2020 Census Results Data Not Impacted by Political Interference, Task Force Finds

A task force established by the American Statistical Association found no evidence of political interference in the 2020 Census, despite the difficulties obtaining the headcount.

According to the report, state-by-state population totals were accurate, although the data supplied to the task force did not include demographic information on race and Hispanic origin or places smaller than states. The task force encountered no irregularities, indicating the 2020 figures were accurate for use in the apportionment of congressional seats.

Nancy Potok, a former chief statistician of the U.S. who chaired the task force told the Associated Press, "We didn't find any anomalies that were immediate causes of concern that you couldn't use the data."

The 2020 Census faced difficulties in gathering data due to the COVID-19 pandemic, several natural disasters and a political battle involving former President Donald Trump's administration wanting to include a citizenship question on the questionnaire.

The Census Bureau delayed the release of the apportionment data until April to allow for more time to review the count.

For more reporting from the Associated Press, see below.

Census 2020
NEW YORK, NEW YORK - SEPTEMBER 24: US Census workers stand outside Lincoln Center for the Performing Arts as the city continues Phase 4 of re-opening following restrictions imposed to slow the spread of coronavirus on September 24, 2020 in New York City. The fourth phase allows outdoor arts and entertainment, sporting events without fans and media production. The results of the latest count suggest that many Black and Hispanic populations were undercounted. Noam Galai/Getty Images

The task force was created last year to examine the quality of the initial data, because of concerns raised by the obstacles the census faced until a more in-depth study could be conducted. The association's president, Robert Santos, was a task force co-chair until he was nominated by President Joe Biden to be the next Census Bureau director.

As part of the task force's review, the Census Bureau allowed three outside statisticians to look for potential opportunities for errors in the census numbers that were greater in 2020 than they were in 2010. The statisticians assigned a ranking for those potential error risks by each state using 10 measurements.

The statisticians found that the states with the highest potential risks for more errors in 2020 than 2010 were Alaska, New Jersey, Utah, New York and Texas, Montana and New Mexico. The states with the lowest risks were Nebraska, Indiana, Tennessee, Kentucky, Idaho, Delaware, South Dakota and South Carolina.

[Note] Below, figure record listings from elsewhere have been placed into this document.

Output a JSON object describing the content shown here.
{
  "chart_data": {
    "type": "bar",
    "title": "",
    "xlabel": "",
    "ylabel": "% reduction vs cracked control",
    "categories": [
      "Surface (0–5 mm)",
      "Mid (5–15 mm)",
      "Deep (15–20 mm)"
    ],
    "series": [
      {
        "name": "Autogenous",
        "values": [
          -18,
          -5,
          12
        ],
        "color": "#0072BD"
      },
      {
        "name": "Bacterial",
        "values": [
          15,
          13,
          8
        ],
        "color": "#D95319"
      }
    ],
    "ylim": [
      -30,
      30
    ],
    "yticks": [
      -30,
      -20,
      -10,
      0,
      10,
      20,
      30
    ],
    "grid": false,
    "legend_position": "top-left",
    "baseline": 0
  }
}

"These states have very different populations and range from mostly urban to mostly rural ... which indicates that the error risks apply to very diverse populations and not only to either densely or sparsely populated areas of the country," the statisticians wrote.

The statisticians also found out that data were collected using the most accurate methods — either from households filling out the questionnaire on their own or having a household member answer questions from a census taker — in 90 percent of households in 2020, a decrease from 93 percent in 2010.

Two other panels of outside experts also are reviewing the quality of census data, and the Census Bureau plans to release its own study of how good a job it did early next year.

One of the panels of outside experts, overseen by The National Academy of Sciences Committee on National Statistics, is expected to provide a much more detailed assessment of the data quality.

That group should also look at why so many people didn't answer questions on the form in 2020, whether there were increases in undercounts of Blacks, Hispanics and children in 2020 and how administrative information like records from the IRS and Social Security Administration were used to fill in gaps about households that didn't answer their census forms, the task force said.